И все же так ли уж завидна была подобная жизнь – вечно на грани паники, в отчаянном ожидании легкого писка мобильника, с вечной неспособностью думать здраво и ясно? Даже в тисках этой страсти Габриэль, обуреваемый только одним желанием – снова увидеть свою любовницу, позволял себе то, что в апелляционном суде именуется особым мнением.
Тем не менее потери такой женщины было бы достаточно, чтобы сделать несчастным любого – и до конца его дней, полагал Габриэль. Разве можно с надеждой смотреть в завтра, если оно, как и любой другой день, откажет тебе в том, чего ты жаждешь сильнее всего? Но дело не только в этом, понимал Габриэль. Он мог, хотя бы отчасти, относиться к утрате Каталины философски. Он сосредотачивался на воспоминаниях, на воскрешении неистовой радости, которую узнал с ней. Просить о большем – это было бы неразумно. У него осталась фотография Каталины, всего одна, хранившаяся в мобильнике и сделанная в кафе, – в Стокгольме, где они провели последний свой уик-энд.

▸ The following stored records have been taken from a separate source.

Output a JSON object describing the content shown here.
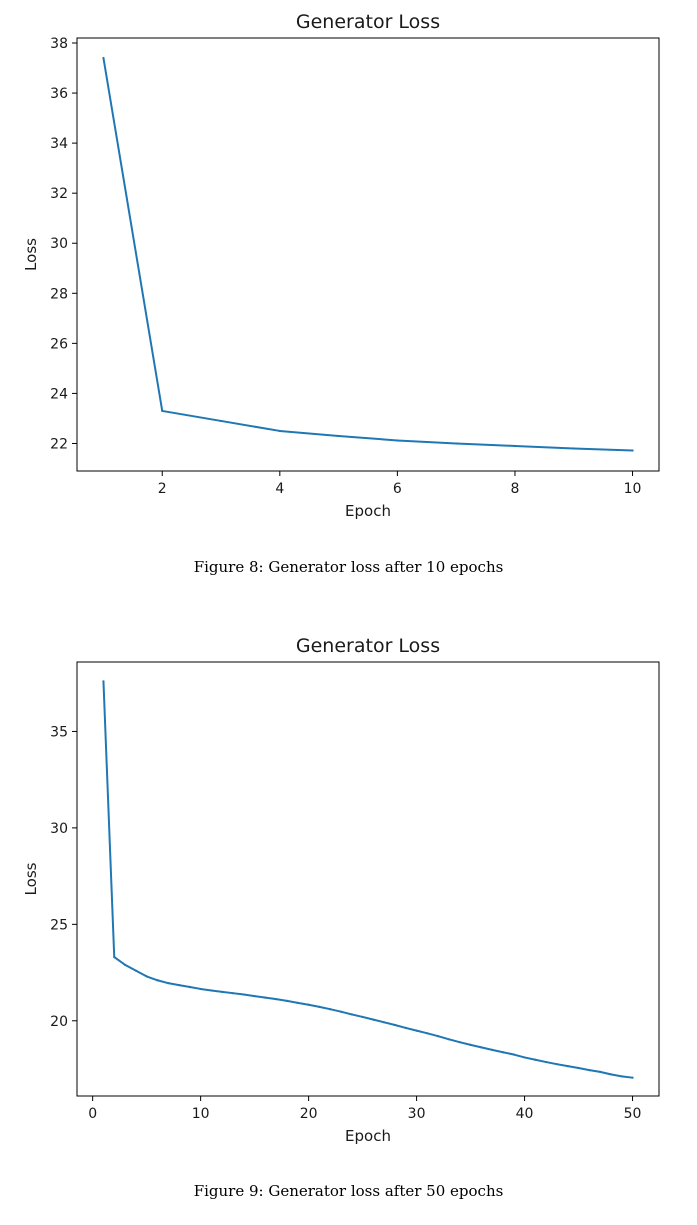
{
  "chart_data": [
    {
      "type": "line",
      "title": "Generator Loss",
      "xlabel": "Epoch",
      "ylabel": "Loss",
      "xlim": [
        0.55,
        10.45
      ],
      "ylim": [
        20.9,
        38.2
      ],
      "xticks": [
        2,
        4,
        6,
        8,
        10
      ],
      "yticks": [
        22,
        24,
        26,
        28,
        30,
        32,
        34,
        36,
        38
      ],
      "grid": false,
      "color": "#1f77b4",
      "series": [
        {
          "x": [
            1,
            2,
            3,
            4,
            5,
            6,
            7,
            8,
            9,
            10
          ],
          "values": [
            37.4,
            23.3,
            22.9,
            22.5,
            22.3,
            22.12,
            22.0,
            21.9,
            21.8,
            21.72
          ]
        }
      ]
    },
    {
      "type": "line",
      "title": "Generator Loss",
      "xlabel": "Epoch",
      "ylabel": "Loss",
      "xlim": [
        -1.45,
        52.45
      ],
      "ylim": [
        16.1,
        38.6
      ],
      "xticks": [
        0,
        10,
        20,
        30,
        40,
        50
      ],
      "yticks": [
        20,
        25,
        30,
        35
      ],
      "grid": false,
      "color": "#1f77b4",
      "series": [
        {
          "x": [
            1,
            2,
            3,
            4,
            5,
            6,
            7,
            8,
            9,
            10,
            11,
            12,
            13,
            14,
            15,
            16,
            17,
            18,
            19,
            20,
            21,
            22,
            23,
            24,
            25,
            26,
            27,
            28,
            29,
            30,
            31,
            32,
            33,
            34,
            35,
            36,
            37,
            38,
            39,
            40,
            41,
            42,
            43,
            44,
            45,
            46,
            47,
            48,
            49,
            50
          ],
          "values": [
            37.6,
            23.3,
            22.9,
            22.6,
            22.3,
            22.1,
            21.95,
            21.85,
            21.75,
            21.65,
            21.57,
            21.5,
            21.43,
            21.36,
            21.28,
            21.2,
            21.12,
            21.03,
            20.93,
            20.83,
            20.72,
            20.6,
            20.47,
            20.33,
            20.2,
            20.06,
            19.92,
            19.78,
            19.63,
            19.49,
            19.35,
            19.2,
            19.04,
            18.89,
            18.75,
            18.62,
            18.49,
            18.37,
            18.25,
            18.1,
            17.98,
            17.86,
            17.75,
            17.65,
            17.55,
            17.44,
            17.35,
            17.22,
            17.12,
            17.05
          ]
        }
      ]
    }
  ],
  "captions": {
    "fig8": "Figure 8: Generator loss after 10 epochs",
    "fig9": "Figure 9: Generator loss after 50 epochs"
  }
}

Однако телефон он с того времени сменил, а отыскать USB-кабель, который подошел бы к старому и позволил скачать из него ту картинку, не смог. К тому же и батарейка телефона давно сдохла, а подобных ей, по-видимому, уже не существовало на свете. Иногда Габриэль брал старый телефон и подбрасывал его на ладони, ощущая тяжесть потери.
Так или иначе, думал он, проблема его состоит, возможно, не столько в утрате Каталины, сколько в неспособности выполнять принятые им на себя обязательства – или, скорее, в несоответствии им. Вот его мир – Лондон, парки, деревья, люди, которых он встречает в адвокатской конторе, прецеденты, которые изучает, само прецедентное право, просмотр документов; вот культура, которую этот мир навязывает ему посредством кинофильмов, художественных галерей, пожирающих самое себя газет и телевидения со всеми его кошмарными реалити-шоу; а вот погода, возможность путешествовать, встречаться с людьми. Все это предлагается ему прямо здесь и прямо сейчас. И вот он сам – итог случайных мутаций предков, отдельный, отстраненный отросток неустойчивого биологического вида. Откуда, собственно, следует, что бнепременно должно любить а,да еще и наслаждаться им? Каковы на самом-то деле шансы их хотя бы частичного совпадения, приблизительного соответствия друг другу, не говоря уж о совместимости? Странность не в том, что его душе – если речь идет о душе, капле химического соединения, мгновенном, проходящем через синапс электрическом разряде, – никак не удается поладить с этим миром; куда удивительнее то, сколь многим людям такое состояние, по всему судя, нравится, они сживаются с ним и чувствуют себя в нем как дома. Счастливчики.
Габриэль складывал свой день из брусочков времени. Если день удается разбить на части помельче, то и пережить его становится легче. Помогало также воздержание – не пойдешь во время обеденного перерыва в «Штопор», и к возвращению домой твой винный рацион останется еще не початым. Работа, состоявшая всего лишь в том, чтобы продираться через документы, которые подбрасывали ему более, чем он, занятые коллеги. Разговоры в комнате клерков – с Сэмсоном и Джемаймой, которую все называли Дилайлой. Кроссворд. Вечерняя газета с объявлением новейшего состава футбольной сборной и оценками возможностей каждого игрока. Чай. Писк компьютера – пришел имейл: предложение вина от компании «Прямо с Роны» или анекдот от Энди Воршоу, да еще и со ссылкой на пикантный видеоклип.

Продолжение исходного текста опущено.